Definir Prioridades Os resultados, que em muitos casos passam por trabalhar o amor-próprio, vão sendo conseguidos, com alguns alunos a optarem por só fazerem exames, em vez de avaliação contínua, e a contribuírem para o orçamento familiar com part-times ou trabalhos sazonais: “Enfrentar a crise passa por definir muito bem prioridades e os portugueses por regra não o fazem.”

Sara Bahia, especialista em psicologia da educação da Universidade de Lisboa, também nota o aumento do abandono académico. Mas, se por um lado diagnostica um sentimento generalizado de insatisfação com a vida, a resignação e a inactividade são constantes. “As pessoas queixam-se muito, mas não sei se já interiorizaram a crise e o que ela implica. Se o tivessem feito, seriam mais pró-activas.”

Na saúde em contexto laboral, João Paulo Pereira, psicólogo clínico e professor do Instituto Superior da Maia, fala de um cenário preocupante, pelo agravamento das pressões negativas, mas ao mesmo tempo de uma oportunidade de mudança permanente que será um trunfo para todos, empregados e empregadores: organizações mais centradas nas pessoas. “Uma estratégia de gestão virada para as pessoas é a grande arma para manter a motivação, o envolvimento e a saúde mental dos trabalhadores.”

Liderança José Afonso Oliveira, presidente da ICF Portugal Associação de Coaching (International Coach Federation), é outro apologista desta mudança de paradigma como forma de combater o pessimismo instalado. “Levar as pessoas a envolverem--se mais, a sentirem-se protagonistas da vida das empresas, não custa muito dinheiro. A liderança não se aprende só nos livros, mas na postura que se tem perante a vida e na relação com os outros.” Afonso Oliveira diz que assumir este protagonismo será crucial para vencer a crise e proteger a cabeça: “Se cairmos no choro sistemático sobre o leite derramado não construímos nada, quando muito temos pena de nós próprios e fazemos com que os outros tenham pena de nós.

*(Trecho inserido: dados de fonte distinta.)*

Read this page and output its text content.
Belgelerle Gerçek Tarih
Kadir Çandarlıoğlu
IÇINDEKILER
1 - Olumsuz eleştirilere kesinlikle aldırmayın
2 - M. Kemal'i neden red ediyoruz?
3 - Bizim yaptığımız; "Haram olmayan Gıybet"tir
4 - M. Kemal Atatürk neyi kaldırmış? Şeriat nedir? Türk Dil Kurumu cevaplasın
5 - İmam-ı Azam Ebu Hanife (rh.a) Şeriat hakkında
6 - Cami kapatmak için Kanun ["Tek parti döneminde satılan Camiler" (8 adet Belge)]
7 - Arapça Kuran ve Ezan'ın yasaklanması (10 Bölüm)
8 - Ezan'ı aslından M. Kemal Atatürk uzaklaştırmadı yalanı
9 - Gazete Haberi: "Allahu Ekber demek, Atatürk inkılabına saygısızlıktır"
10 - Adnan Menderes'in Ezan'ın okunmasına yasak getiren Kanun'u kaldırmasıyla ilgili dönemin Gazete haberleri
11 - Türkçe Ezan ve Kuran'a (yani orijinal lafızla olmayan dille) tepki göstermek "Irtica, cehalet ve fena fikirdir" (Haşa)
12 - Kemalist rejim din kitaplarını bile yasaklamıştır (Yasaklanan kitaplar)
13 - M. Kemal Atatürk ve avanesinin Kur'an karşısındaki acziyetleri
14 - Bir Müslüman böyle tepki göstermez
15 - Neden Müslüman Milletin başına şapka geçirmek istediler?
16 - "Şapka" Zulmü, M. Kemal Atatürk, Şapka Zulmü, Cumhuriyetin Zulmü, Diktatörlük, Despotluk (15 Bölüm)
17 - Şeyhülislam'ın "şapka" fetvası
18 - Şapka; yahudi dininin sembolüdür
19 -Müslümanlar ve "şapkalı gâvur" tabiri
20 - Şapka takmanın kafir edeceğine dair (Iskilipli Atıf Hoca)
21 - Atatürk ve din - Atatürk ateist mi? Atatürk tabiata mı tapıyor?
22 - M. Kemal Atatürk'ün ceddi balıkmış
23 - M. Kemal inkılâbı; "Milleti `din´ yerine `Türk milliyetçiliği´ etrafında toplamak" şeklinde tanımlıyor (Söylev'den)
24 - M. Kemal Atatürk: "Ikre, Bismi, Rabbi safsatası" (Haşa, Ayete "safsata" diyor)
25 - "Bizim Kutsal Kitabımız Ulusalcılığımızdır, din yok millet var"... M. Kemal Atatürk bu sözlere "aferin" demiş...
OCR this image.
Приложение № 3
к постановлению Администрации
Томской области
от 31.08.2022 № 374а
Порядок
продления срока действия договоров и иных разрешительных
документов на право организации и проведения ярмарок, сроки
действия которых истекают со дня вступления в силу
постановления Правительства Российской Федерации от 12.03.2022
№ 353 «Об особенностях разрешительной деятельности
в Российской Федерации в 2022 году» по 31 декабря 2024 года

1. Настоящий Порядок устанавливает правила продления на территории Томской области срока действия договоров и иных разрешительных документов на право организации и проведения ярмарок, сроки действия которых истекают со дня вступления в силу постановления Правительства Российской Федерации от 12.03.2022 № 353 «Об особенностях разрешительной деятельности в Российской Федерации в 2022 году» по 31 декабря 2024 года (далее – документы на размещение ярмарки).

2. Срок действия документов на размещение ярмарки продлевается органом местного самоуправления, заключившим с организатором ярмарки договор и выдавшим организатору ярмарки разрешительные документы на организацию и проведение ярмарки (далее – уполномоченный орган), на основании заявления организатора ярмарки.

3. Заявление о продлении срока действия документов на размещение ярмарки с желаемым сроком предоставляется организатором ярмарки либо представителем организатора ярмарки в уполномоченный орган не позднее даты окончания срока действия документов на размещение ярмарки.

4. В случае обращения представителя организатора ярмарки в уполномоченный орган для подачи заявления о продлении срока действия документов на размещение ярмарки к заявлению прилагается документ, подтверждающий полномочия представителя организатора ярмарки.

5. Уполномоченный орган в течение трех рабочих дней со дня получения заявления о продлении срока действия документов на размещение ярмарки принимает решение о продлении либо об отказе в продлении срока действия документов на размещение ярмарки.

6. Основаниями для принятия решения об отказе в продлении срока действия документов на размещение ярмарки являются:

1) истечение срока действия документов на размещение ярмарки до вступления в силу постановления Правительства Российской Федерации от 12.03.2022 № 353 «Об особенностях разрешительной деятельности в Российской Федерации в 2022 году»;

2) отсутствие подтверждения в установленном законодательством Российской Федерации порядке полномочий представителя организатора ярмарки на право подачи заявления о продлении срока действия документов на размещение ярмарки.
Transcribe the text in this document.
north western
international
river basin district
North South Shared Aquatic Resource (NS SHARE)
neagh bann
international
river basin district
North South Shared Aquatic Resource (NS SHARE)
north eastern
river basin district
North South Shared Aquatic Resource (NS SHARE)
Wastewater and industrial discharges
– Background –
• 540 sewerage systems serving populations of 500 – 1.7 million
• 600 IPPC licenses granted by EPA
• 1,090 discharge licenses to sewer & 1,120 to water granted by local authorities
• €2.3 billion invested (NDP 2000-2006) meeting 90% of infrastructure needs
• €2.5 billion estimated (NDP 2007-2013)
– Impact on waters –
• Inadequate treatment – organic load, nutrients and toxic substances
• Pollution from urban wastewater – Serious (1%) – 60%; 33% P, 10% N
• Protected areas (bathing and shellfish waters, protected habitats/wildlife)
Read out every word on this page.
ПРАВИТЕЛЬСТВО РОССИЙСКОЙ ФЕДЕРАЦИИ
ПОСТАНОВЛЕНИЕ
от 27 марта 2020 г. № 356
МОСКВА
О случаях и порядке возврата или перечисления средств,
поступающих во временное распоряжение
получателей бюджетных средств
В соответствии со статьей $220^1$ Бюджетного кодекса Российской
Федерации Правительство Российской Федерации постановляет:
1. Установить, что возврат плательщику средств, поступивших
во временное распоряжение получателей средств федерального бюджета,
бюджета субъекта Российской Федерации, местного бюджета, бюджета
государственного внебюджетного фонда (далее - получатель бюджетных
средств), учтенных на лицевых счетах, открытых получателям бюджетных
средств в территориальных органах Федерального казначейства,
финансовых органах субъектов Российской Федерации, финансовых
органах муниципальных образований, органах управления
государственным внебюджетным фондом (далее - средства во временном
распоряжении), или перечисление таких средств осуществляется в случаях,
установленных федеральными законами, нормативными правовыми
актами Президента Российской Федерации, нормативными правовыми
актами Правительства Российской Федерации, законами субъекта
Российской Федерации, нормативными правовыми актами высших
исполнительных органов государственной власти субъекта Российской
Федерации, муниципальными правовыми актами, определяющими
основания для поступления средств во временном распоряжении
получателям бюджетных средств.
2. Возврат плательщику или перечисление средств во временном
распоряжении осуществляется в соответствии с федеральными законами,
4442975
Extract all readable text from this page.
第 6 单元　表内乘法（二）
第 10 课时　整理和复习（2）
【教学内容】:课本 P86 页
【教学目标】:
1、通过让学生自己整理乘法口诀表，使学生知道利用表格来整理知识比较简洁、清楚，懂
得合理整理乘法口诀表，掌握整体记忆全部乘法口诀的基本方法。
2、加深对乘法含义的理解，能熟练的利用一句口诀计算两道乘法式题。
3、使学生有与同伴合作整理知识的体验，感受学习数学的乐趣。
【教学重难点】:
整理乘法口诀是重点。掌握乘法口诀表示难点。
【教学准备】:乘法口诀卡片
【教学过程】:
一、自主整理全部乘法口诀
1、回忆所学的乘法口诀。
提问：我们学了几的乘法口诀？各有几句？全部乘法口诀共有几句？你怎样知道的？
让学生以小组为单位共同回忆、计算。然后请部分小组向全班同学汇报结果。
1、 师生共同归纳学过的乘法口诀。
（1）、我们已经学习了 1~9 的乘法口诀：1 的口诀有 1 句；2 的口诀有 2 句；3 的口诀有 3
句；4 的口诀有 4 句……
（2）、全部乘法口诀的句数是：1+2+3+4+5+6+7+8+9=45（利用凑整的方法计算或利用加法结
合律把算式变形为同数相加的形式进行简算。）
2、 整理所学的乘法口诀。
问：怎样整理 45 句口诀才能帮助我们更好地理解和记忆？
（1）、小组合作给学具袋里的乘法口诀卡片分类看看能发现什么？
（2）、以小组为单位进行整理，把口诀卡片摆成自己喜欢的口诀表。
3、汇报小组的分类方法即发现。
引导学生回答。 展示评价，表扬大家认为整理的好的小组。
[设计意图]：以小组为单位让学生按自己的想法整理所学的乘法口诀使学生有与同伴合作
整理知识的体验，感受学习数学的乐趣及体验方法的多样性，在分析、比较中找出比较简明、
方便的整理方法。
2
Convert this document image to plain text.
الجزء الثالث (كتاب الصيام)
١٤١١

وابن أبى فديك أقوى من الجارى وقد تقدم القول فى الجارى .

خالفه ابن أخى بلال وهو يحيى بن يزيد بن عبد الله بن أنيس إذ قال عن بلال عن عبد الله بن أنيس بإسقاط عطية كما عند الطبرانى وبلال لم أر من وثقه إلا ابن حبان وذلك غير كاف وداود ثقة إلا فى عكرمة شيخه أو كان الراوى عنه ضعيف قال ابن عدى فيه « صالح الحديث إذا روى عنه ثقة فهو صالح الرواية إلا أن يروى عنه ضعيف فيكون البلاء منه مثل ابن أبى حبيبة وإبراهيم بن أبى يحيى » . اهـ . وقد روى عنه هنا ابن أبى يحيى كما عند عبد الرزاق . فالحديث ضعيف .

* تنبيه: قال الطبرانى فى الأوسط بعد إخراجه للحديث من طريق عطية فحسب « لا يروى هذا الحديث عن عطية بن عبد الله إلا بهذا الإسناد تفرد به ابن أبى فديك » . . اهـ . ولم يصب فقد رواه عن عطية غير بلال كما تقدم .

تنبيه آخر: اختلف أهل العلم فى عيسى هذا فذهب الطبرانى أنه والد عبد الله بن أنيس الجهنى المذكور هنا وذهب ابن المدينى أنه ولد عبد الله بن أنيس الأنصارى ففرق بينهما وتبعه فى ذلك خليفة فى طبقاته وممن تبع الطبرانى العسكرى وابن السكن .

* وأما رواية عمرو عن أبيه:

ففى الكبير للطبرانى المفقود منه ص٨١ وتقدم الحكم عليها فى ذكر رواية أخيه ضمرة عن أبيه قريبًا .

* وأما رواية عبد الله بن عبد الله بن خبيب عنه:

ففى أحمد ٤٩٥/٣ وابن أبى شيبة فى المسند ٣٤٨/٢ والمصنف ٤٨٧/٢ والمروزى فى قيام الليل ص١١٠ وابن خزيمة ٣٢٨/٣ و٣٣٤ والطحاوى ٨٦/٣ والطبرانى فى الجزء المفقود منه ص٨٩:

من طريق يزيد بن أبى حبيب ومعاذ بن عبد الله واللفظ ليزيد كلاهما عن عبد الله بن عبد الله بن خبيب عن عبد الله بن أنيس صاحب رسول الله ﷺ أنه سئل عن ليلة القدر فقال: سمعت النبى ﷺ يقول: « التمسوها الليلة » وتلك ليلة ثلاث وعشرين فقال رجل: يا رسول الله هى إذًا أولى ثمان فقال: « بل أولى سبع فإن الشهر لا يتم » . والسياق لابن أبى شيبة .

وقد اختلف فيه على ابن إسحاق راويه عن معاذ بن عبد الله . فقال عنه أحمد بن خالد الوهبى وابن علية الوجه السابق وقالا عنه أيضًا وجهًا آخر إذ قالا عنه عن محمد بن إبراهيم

Isso não nos devolve nem os recursos, nem a riqueza, nem o valor que precisamos de reencontrar.” E uma chave para isso, diz o coach, seria mais civismo: “Sejamos exigentes com os políticos, mas cada um de nós tem poder. Se eu não estacionar em cima do passeio provavelmente evito que as câmaras gastem balúrdios a proteger-nos da nossa falta de civismo. A ideia de que temos nas mãos o nosso destino é uma ideia que os nossos antepassados tinham. Perdemo-la não sei porquê e é preciso recuperá-la como orientação básica da nossa vida.”

Carlos Anunciação, psicólogo clínico, acredita que o fundamental é também aprender a lidar com o stresse, parte do mecanismo básico de luta ou fuga em que muitas vezes optamos pela segunda via, evitar e negar os problemas: “Em 2020 a Organização Mundial do Trabalho estima que o stresse seja a principal causa laboral de doença. Temos de interiorizar que as estratégias de resolução dos problemas estão menos vezes associadas a depressão e ansiedade e é preciso que sejam ensinadas e treinadas.”

Francisco de Soure, psicólogo clínico da Oficina da Psicologia, assume que não tem notado a tendência mais falada: na prática do consultório não se sente o aumento dos quadros de depressão e acredita que os portugueses estão historicamente habituados a fazer frente às adversidades, até com melhores resultados do que quando o país está melhor, mesmo que para alguns o cenário de desemprego e instabilidade pareça assustador. Mesmo para esses, a perspectiva do passado poderia ser um trunfo. “Quando o nosso país, no século xv, estava numa situação difícil do ponto de vista económico, ultrapassámos o cabo das Tormentas, porque nos organizámos enquanto povo. Diria que é o equivalente ao que pensamos nos cenários de recessão que vão sendo sucessivamente apontados. A incerteza em relação ao futuro tendencialmente vai ser olhada como cenário catastrófico, mas se assim quisermos poderemos vê-lo como oportunidade de superação.”